Le secteur Saint-Seurin, autour de la basilique, allie calme et commodités : les prix oscillent de 4 500 € à 6 000 € le m², avec des rues bordées de maisons de maître et de petites boutiques. Pour qui cherche le prestige, le Triangle d’Or (entre la place Gambetta et l’hôtel de ville) culmine à 9 000 € le m². Enfin, le Jardin Public constitue un havre de paix au cœur de la ville, avec un accès direct au parc central et des prix comparables à ceux des Chartrons.

Questions fréquentes sur la sécurité à Bordeaux

Quels sont les quartiers à éviter absolument à Bordeaux ?

Les quartiers les plus sensibles sont les Aubiers, Saint-Michel, le Grand Parc, La Benauge et le secteur de la Gare Saint-Jean. Ces zones présentent un taux de délinquance plus élevé et nécessitent une vigilance accrue, surtout la nuit.

Est-ce dangereux de se promener la nuit à Bordeaux ?

Le centre-ville reste globalement sûr la nuit grâce à l’animation et à la présence policière. En revanche, les quartiers périphériques comme les Aubiers ou La Benauge sont déconseillés après 22 heures, tout comme les abords de la gare Saint-Jean.

Quels sont les meilleurs quartiers pour s’installer à Bordeaux ?

Les Chartrons, le Jardin Public, les quais de la rive gauche et le quartier Nansouty sont les secteurs les plus prisés pour leur sécurité, leurs commerces et leur cadre de vie.

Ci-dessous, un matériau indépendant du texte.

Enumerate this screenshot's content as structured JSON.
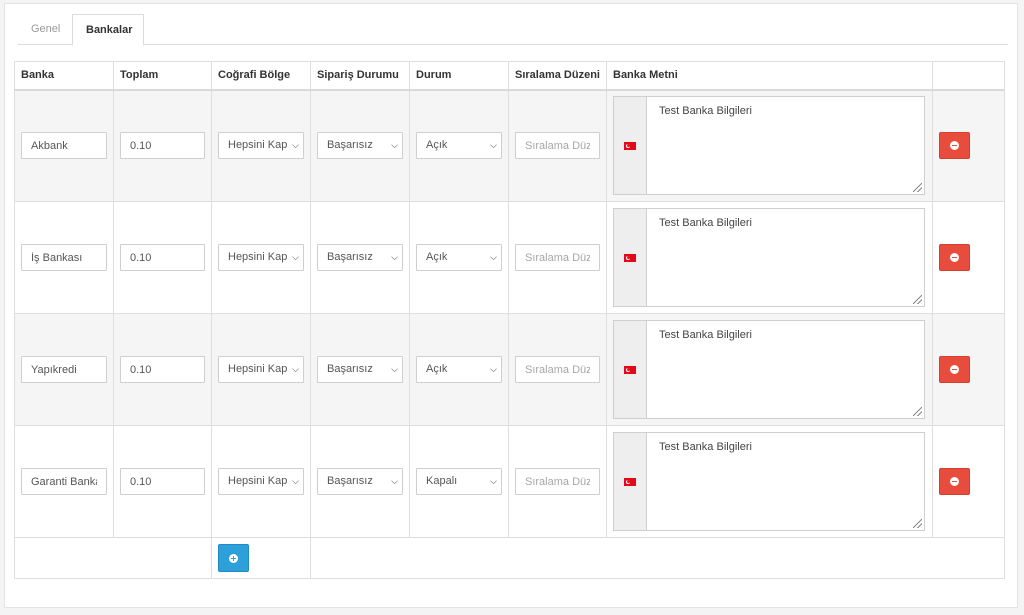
{
  "tabs": [
    {
      "label": "Genel"
    },
    {
      "label": "Bankalar"
    }
  ],
  "table": {
    "headers": [
      "Banka",
      "Toplam",
      "Coğrafi Bölge",
      "Sipariş Durumu",
      "Durum",
      "Sıralama Düzeni",
      "Banka Metni",
      ""
    ],
    "rows": [
      {
        "bank": "Akbank",
        "total": "0.10",
        "geo_zone": "Hepsini Kapsar",
        "order_status": "Başarısız",
        "status": "Açık",
        "sort_order": "",
        "text": "Test Banka Bilgileri"
      },
      {
        "bank": "İş Bankası",
        "total": "0.10",
        "geo_zone": "Hepsini Kapsar",
        "order_status": "Başarısız",
        "status": "Açık",
        "sort_order": "",
        "text": "Test Banka Bilgileri"
      },
      {
        "bank": "Yapıkredi",
        "total": "0.10",
        "geo_zone": "Hepsini Kapsar",
        "order_status": "Başarısız",
        "status": "Açık",
        "sort_order": "",
        "text": "Test Banka Bilgileri"
      },
      {
        "bank": "Garanti Bankası",
        "total": "0.10",
        "geo_zone": "Hepsini Kapsar",
        "order_status": "Başarısız",
        "status": "Kapalı",
        "sort_order": "",
        "text": "Test Banka Bilgileri"
      }
    ],
    "sort_placeholder": "Sıralama Düzeni",
    "language_flag": "turkey-flag-icon",
    "remove_icon": "minus-circle-icon",
    "add_icon": "plus-circle-icon"
  },
  "colors": {
    "remove_button": "#e74c3c",
    "add_button": "#2d9fd9",
    "row_stripe": "#f5f5f5"
  }
}
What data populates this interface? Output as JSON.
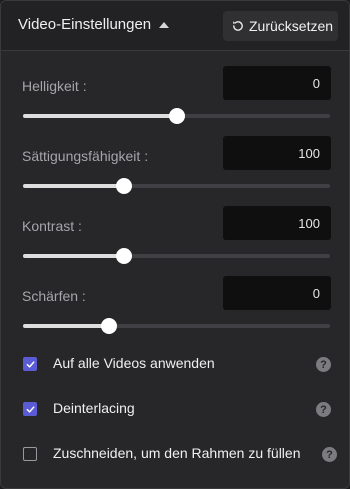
{
  "header": {
    "title": "Video-Einstellungen",
    "reset_label": "Zurücksetzen"
  },
  "sliders": [
    {
      "label": "Helligkeit :",
      "value": "0",
      "level": 0.5
    },
    {
      "label": "Sättigungsfähigkeit :",
      "value": "100",
      "level": 0.33
    },
    {
      "label": "Kontrast :",
      "value": "100",
      "level": 0.33
    },
    {
      "label": "Schärfen :",
      "value": "0",
      "level": 0.28
    }
  ],
  "options": [
    {
      "label": "Auf alle Videos anwenden",
      "checked": true
    },
    {
      "label": "Deinterlacing",
      "checked": true
    },
    {
      "label": "Zuschneiden, um den Rahmen zu füllen",
      "checked": false
    }
  ],
  "help_glyph": "?",
  "colors": {
    "accent": "#5b5bd6",
    "panel": "#27272a",
    "input_bg": "#0f0f10"
  }
}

Le centre historique offre aussi un bon compromis entre animation et tranquillité.

Pourquoi certains habitants quittent-ils Bordeaux ?

L’augmentation des loyers, la recrudescence de l’insécurité dans certains secteurs et la densification urbaine poussent de nombreux résidents à quitter la ville pour sa périphérie, malgré une offre culturelle et gastronomique toujours attractive.